Rather than abrogate Quill, the high court should reaffirm it. In the 26 years since the justices rebuffed North Dakota's claim, the case against allowing states to exert their taxing power over remote sellers has grown even stronger.
For one thing, while states gripe about all the revenue they're losing on Internet sales, the vast majority of online purchasers do pay sales tax. Since most of the nation's largest retailers — Apple, Target, Wal-Mart, Macy's — have a physical presence in nearly every state, they routinely collect taxes from their online customers. The largest of all online vendors, Amazon, collected sales taxes in only a handful of states as recently as 2009. But its network of distribution centers has since expanded nationwide, with the result that Amazon now collects sales taxes everywhere.
Far from depriving states of more and more tax revenue, the Quill rule is funneling more and more of that revenue to them. In November, the Government Accountability Office estimated that remote and online sellers now remit between 75 and 80 percent of all the taxes states could claim even if the Quill rule didn't exist.
In short, the supposed problem of uncollected sales taxes has largely disappeared. The large retailers who account for the vast majority of online sales remit taxes on those sales. And while online commerce may seem ubiquitous, it actually adds up to barely 9 percent of all retail transactions. The purchases that Quill bars states from taxing amount to no more than a small fraction of an even smaller fraction.

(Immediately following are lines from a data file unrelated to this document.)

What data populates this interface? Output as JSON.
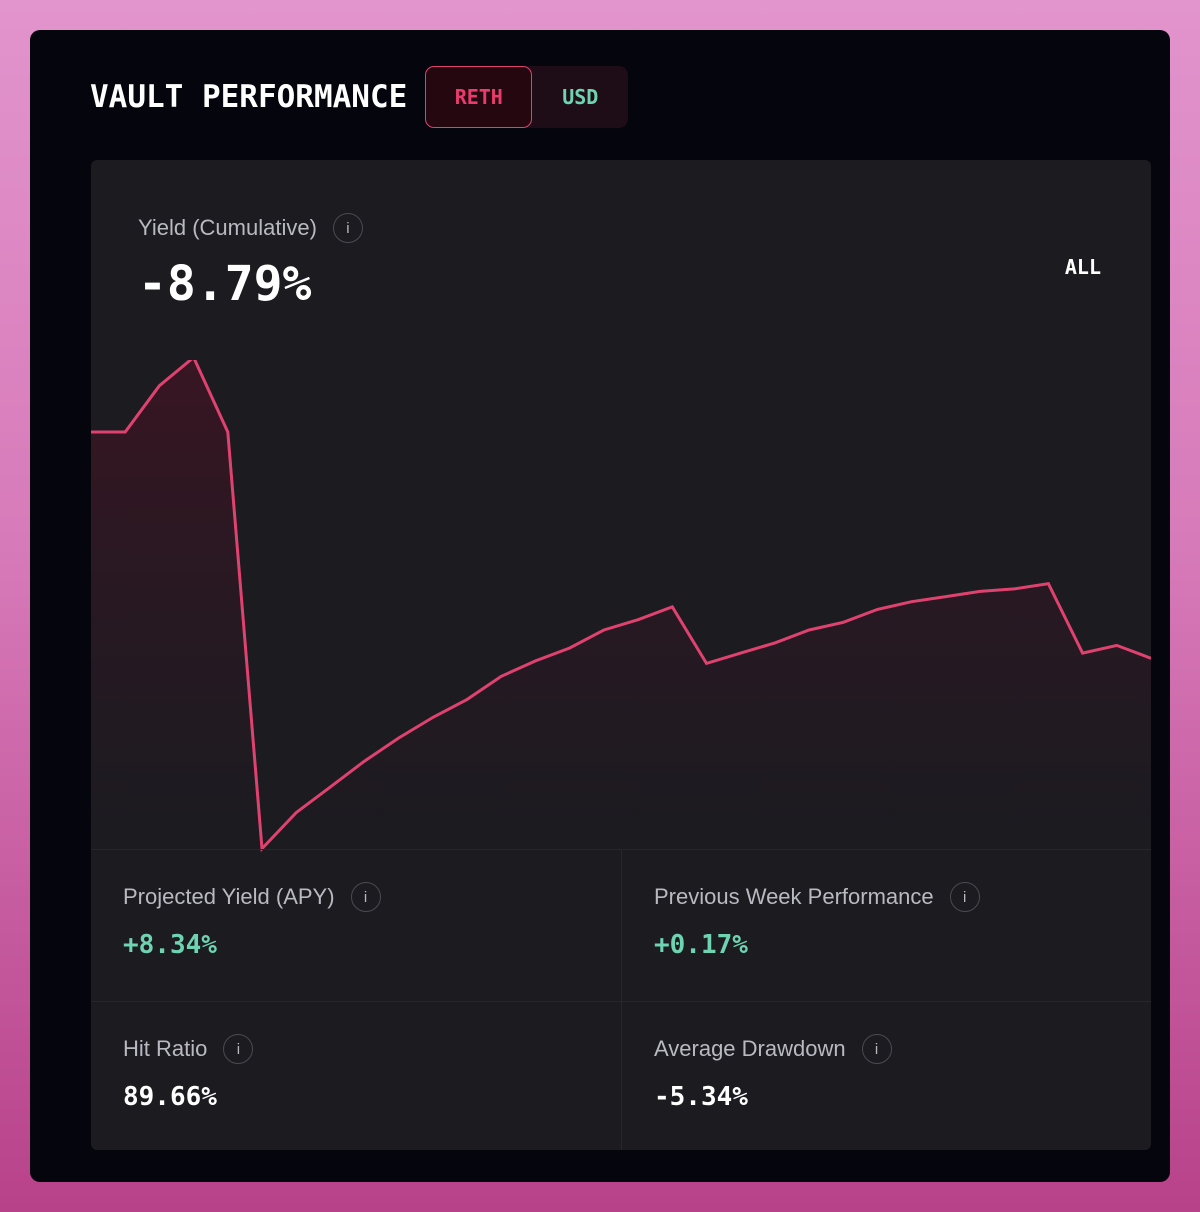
{
  "header": {
    "title": "VAULT PERFORMANCE",
    "toggle": {
      "active": "RETH",
      "inactive": "USD"
    }
  },
  "colors": {
    "accent_red": "#e04270",
    "accent_green": "#6ed3b0",
    "panel_bg": "#1b1b20"
  },
  "summary": {
    "yield_label": "Yield (Cumulative)",
    "yield_value": "-8.79%",
    "range": "ALL",
    "info_icon": "i"
  },
  "chart_data": {
    "type": "area",
    "title": "",
    "xlabel": "",
    "ylabel": "",
    "grid": false,
    "series": [
      {
        "values": [
          0.0,
          0.0,
          1.8,
          2.9,
          0.0,
          -16.2,
          -14.8,
          -13.8,
          -12.8,
          -11.9,
          -11.1,
          -10.4,
          -9.5,
          -8.9,
          -8.4,
          -7.7,
          -7.3,
          -6.8,
          -9.0,
          -8.6,
          -8.2,
          -7.7,
          -7.4,
          -6.9,
          -6.6,
          -6.4,
          -6.2,
          -6.1,
          -5.9,
          -8.6,
          -8.3,
          -8.8
        ]
      }
    ]
  },
  "stats": [
    {
      "label": "Projected Yield (APY)",
      "value": "+8.34%",
      "tone": "positive"
    },
    {
      "label": "Previous Week Performance",
      "value": "+0.17%",
      "tone": "positive"
    },
    {
      "label": "Hit Ratio",
      "value": "89.66%",
      "tone": "neutral"
    },
    {
      "label": "Average Drawdown",
      "value": "-5.34%",
      "tone": "neutral"
    }
  ]
}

But within that sliver are countless small businesses that would be badly hurt if Quill didn't protect them from being conscripted into collecting taxes for states to which they have no ties. In its 1992 ruling, the Supreme Court saw clearly that forcing sellers in one state to collect other states' taxes would unduly burden interstate commerce. It would be intolerable, the court suggested, for a local vendor to be exposed to all the legal obligations "imposed by the Nation's 6,000-plus taxing jurisdictions."
Since most of the nation's largest retailers have a physical presence in nearly every state, they routinely collect taxes from their online customers. The largest online vendor, Amazon, collected sales taxes in only a few states as recently as 2009. But its network of distribution centers has since expanded nationwide, and Amazon now collects sales taxes everywhere.
Those were the good old days. Since Quill was decided, the number of taxing jurisdictions has soared. According to Avalara, a provider of tax-compliance software, there are now 12,000 taxing jurisdictions — not only states, counties, and cities, but also parishes, police districts, and Indian reservations. A lone online seller, unprotected by the Quill rule, could be obliged to remit taxes to any combination of them, with all their multitudinous rules and definitions, tax holidays and filing deadlines.
E-commerce giants like Apple and Amazon may be able to absorb the enormous costs of setting up and operating multistate tax-collection and remittance systems. For local retailers, internet startups, and small "brick-and-click" vendors with a shop on Main Street and a simple website, those costs could be ruinous.
South Dakota can impose onerous burdens on companies operating within its borders, but not on vendors whose only connection to the state is that some of their customers happen to live there. The court got it right the first time. No merchant — whether selling online, via mail order, or in a traditional shop — is obliged to be a tax collector for states it doesn't operate in.
The Quill standard made sense in 1992. It makes even more sense today.
(Jeff Jacoby is a columnist for The Boston Globe).